For a join, the union of two atoms generates all four elements — the fourth as the
`⊕` of the other two atom witnesses
(e.g., `(true , true) = (false , true) ⊕ (true , false)`).
```agda
𝑯₁∧𝑯₂≈⊥ : 𝑯₁ ∧ 𝑯₂ ≈ 0ˢ
𝑯₁∧𝑯₂≈⊥ = m , 0ˢ-minimum (𝑯₁ ∧ 𝑯₂)
where m : 𝑯₁ ∧ 𝑯₂ ≤ 0ˢ
m (refl , refl) = app ε-Op (λ ()) λ ()
𝑯₁∧𝑯₌≈⊥ : (𝑯₁ ∧ 𝑯₌) ≈ 0ˢ
𝑯₁∧𝑯₌≈⊥ = m , 0ˢ-minimum (𝑯₁ ∧ 𝑯₌)
where m : (𝑯₁ ∧ 𝑯₌) ≤ 0ˢ
m (refl , refl) = app ε-Op (λ ()) (λ ())
𝑯₂∧𝑯₌≈⊥ : (𝑯₂ ∧ 𝑯₌) ≈ 0ˢ
𝑯₂∧𝑯₌≈⊥ = m , 0ˢ-minimum (𝑯₂ ∧ 𝑯₌)
where m : (𝑯₂ ∧ 𝑯₌) ≤ 0ˢ
m (refl , refl) = app ε-Op (λ ()) (λ ())
𝑯₁∨𝑯₂≈⊤ : (𝑯₁ ∨ 𝑯₂) ≈ 1ˢ
𝑯₁∨𝑯₂≈⊤ = (λ _ → lift tt) , j
where
j : 1ˢ ≤ (𝑯₁ ∨ 𝑯₂)
j {false , false} _ = var (inj₁ refl)
j {false , true} _ = var (inj₁ refl)
j {true , false} _ = var (inj₂ refl)
j {true , true} _ = app ∙-Op (λ { 0F → false , true ; 1F → true , false })
(λ { 0F → var (inj₁ refl) ; 1F → var (inj₂ refl) })
𝑯₁∨𝑯₌≈⊤ : (𝑯₁ ∨ 𝑯₌) ≈ 1ˢ
𝑯₁∨𝑯₌≈⊤ = (λ _ → lift tt) , j
where
j : 1ˢ ≤ (𝑯₁ ∨ 𝑯₌)
j {false , false} _ = var (inj₁ refl)
j {false , true} _ = var (inj₁ refl)
j {true , true} _ = var (inj₂ refl)
j {true , false} _ = app ∙-Op (λ { 0F → false , true ; 1F → true , true })
(λ { 0F → var (inj₁ refl) ; 1F → var (inj₂ refl) })
𝑯₂∨𝑯₌≈⊤ : (𝑯₂ ∨ 𝑯₌) ≈ 1ˢ
𝑯₂∨𝑯₌≈⊤ = (λ _ → lift tt) , j
where
j : 1ˢ ≤ (𝑯₂ ∨ 𝑯₌)
j {false , false} _ = var (inj₁ refl)
j {true , false} _ = var (inj₁ refl)
j {true , true} _ = var (inj₂ refl)
j {false , true} _ = app ∙-Op (λ { 0F → true , false ; 1F → true , true })
(λ { 0F → var (inj₁ refl) ; 1F → var (inj₂ refl) })
```
These equalities are exactly non-distributivity: with `x = 𝑯₁`, `y = 𝑯₂`, `z = 𝑯₌`,
the meet `x ∧ (y ∨ z) = x ∧ 1ˢ = x` (a proper, nonzero subgroup), whereas
`(x ∧ y) ∨ (x ∧ z) = 0ˢ ∨ 0ˢ = 0ˢ` — so `M₃` is not distributive.

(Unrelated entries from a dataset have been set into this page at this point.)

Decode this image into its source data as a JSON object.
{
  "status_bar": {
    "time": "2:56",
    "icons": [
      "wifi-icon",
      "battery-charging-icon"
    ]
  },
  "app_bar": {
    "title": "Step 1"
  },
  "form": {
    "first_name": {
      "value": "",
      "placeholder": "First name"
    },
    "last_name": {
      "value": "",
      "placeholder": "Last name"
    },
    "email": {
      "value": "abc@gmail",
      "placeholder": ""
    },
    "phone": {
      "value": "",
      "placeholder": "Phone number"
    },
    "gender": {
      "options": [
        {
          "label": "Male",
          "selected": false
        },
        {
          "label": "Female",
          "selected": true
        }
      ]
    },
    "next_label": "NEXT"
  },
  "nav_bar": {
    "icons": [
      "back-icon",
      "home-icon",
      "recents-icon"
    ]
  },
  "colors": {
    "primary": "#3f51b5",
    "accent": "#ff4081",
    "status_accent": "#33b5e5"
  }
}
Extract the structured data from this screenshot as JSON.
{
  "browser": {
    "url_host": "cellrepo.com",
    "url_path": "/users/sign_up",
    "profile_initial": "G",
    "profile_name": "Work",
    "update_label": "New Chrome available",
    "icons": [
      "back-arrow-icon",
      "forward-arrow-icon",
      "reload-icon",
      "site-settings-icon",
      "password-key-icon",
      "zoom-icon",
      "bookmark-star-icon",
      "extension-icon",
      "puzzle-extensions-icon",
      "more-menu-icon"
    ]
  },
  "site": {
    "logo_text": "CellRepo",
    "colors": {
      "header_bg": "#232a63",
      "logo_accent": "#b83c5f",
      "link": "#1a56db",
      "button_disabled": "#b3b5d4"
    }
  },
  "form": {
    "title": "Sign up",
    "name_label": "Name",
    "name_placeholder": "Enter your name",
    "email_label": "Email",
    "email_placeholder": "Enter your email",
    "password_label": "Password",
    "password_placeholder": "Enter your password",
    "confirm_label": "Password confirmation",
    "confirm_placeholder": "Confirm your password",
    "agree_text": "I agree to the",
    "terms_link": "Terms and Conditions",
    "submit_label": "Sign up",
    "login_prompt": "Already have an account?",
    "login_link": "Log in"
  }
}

#### Remaining work {#remaining}
What remains is **completeness**: that `0ˢ`, `1ˢ`, `𝑯₁`, `𝑯₂`, `𝑯₌` are *all* the
subgroups — a finite case analysis over the four group elements.